Magistrats tchadiens attaquent le ministre de la sécurité publique pour propos outrageants
Les magistrats du Tchad portent plainte contre le ministre Ali Ahmat Aghabache
Les représentants du Syndicat des Magistrats du Tchad (SMT) et du Syndicat Autonome des Magistrats du Tchad (SYAMAT) ont déposé une plainte officielle contre Ali Ahmat Aghabache, ministre de la Sécurité Publique et de l’Immigration, auprès du procureur général près la Cour d’appel de N’Djamena.
Des accusations graves envers le corps judiciaire
Les deux syndicats reprochent au ministre d’avoir publiquement humilié l’institution judiciaire et bafoué le respect dû aux magistrats. Ces déclarations, tenues lors d’une intervention médiatisée le 24 mai 2026, ont rapidement suscité une réaction unanime au sein de la magistrature tchadienne.
Des propos jugés diffamatoires et outrageants
Les magistrats considèrent que les déclarations du ministre portent atteinte à l’honneur de la justice et constituent des infractions pénales.
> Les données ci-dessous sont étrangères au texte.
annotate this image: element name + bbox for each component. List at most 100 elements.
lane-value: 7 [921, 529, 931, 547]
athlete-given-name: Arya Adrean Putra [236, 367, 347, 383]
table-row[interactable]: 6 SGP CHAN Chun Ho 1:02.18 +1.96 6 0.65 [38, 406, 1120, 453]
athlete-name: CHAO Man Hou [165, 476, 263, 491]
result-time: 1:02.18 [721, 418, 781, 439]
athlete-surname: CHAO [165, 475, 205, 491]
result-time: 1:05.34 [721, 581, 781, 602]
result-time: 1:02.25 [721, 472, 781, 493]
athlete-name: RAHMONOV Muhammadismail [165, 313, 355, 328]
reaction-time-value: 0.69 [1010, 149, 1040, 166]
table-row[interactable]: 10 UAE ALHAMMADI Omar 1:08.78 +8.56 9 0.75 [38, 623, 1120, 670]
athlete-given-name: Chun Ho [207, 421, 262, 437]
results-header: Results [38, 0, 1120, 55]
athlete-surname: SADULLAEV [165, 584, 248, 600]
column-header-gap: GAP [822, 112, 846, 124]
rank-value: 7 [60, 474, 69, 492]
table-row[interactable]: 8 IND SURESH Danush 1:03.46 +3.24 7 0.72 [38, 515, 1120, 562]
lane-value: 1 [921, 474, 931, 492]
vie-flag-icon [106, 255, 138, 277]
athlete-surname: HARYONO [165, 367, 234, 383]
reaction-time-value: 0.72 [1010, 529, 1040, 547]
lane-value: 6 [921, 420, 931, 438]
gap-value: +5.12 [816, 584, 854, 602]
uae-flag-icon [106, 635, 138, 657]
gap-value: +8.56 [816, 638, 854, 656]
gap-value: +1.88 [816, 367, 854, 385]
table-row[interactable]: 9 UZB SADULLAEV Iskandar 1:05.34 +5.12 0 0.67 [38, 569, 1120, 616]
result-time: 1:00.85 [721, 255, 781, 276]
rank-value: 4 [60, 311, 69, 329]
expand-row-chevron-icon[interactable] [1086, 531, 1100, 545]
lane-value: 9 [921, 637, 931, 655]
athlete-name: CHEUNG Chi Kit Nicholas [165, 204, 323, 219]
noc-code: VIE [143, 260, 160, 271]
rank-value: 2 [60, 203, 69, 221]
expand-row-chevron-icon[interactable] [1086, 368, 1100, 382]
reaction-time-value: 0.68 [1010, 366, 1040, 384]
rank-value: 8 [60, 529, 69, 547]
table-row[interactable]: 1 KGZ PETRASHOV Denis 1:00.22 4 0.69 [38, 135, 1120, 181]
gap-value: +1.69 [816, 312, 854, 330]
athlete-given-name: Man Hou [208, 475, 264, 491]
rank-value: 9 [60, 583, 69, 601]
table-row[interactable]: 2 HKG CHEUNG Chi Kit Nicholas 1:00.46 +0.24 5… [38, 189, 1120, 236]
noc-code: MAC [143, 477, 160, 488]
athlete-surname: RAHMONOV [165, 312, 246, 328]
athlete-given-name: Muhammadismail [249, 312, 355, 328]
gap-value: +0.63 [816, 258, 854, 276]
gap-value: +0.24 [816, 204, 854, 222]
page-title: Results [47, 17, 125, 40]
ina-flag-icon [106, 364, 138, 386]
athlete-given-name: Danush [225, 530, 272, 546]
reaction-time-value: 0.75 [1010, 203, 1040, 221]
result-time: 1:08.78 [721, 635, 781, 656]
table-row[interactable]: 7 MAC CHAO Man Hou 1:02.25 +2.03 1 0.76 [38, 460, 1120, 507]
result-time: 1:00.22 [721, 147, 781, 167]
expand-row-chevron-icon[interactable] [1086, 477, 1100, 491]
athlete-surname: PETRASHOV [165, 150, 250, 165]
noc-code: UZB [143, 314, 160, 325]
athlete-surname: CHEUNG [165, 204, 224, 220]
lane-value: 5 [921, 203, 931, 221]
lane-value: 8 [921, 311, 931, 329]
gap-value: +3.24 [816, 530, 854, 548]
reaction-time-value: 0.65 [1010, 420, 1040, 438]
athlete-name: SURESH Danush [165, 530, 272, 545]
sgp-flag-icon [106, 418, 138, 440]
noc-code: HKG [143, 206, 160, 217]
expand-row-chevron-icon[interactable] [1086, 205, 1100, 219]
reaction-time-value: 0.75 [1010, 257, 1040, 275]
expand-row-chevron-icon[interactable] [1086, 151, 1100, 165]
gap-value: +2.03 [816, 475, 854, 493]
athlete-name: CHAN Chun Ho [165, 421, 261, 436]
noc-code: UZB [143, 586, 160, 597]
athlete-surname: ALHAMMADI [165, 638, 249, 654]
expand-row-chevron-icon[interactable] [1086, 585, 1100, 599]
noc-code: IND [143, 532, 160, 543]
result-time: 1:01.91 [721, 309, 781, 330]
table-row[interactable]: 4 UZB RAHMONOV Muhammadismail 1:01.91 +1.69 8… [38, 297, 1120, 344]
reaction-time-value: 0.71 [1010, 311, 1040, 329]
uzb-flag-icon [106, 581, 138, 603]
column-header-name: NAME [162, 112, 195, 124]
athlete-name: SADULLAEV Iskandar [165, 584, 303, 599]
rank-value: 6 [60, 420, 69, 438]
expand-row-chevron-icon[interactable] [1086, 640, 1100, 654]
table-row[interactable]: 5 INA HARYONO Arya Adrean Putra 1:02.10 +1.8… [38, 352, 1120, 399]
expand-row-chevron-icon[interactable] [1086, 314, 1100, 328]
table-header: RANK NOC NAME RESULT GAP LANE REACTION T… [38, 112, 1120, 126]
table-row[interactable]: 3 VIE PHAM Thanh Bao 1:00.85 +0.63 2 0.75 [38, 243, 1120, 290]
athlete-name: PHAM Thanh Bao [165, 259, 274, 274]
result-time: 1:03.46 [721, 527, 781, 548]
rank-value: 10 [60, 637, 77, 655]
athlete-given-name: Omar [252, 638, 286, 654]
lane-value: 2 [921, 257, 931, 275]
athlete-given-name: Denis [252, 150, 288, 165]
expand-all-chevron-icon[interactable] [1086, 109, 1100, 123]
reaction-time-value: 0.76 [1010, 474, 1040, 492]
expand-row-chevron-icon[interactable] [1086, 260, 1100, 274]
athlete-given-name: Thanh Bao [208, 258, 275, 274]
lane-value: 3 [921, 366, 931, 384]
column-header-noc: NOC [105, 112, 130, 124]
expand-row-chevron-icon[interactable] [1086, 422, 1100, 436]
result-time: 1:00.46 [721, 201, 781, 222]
Selon eux, ces propos relèvent du discrédit public envers des décisions judiciaires, de l’outrage et de la diffamation envers un corps professionnel légalement reconnu.
Pour étayer leur plainte, les syndicats s’appuient sur les articles 142, 144 et suivants du Code pénal tchadien, ainsi que sur les articles 527 et 528 du Code de procédure pénale, qui encadrent les atteintes à l’autorité judiciaire.
Une demande d’enquête et de protection de l’indépendance de la justice
Les deux organisations syndicales exigent que le procureur général ouvre sans délai une enquête judiciaire. Elles réclament également que soient engagées toutes les poursuites légales nécessaires afin de garantir la dignité, l’indépendance et l’autorité de la magistrature.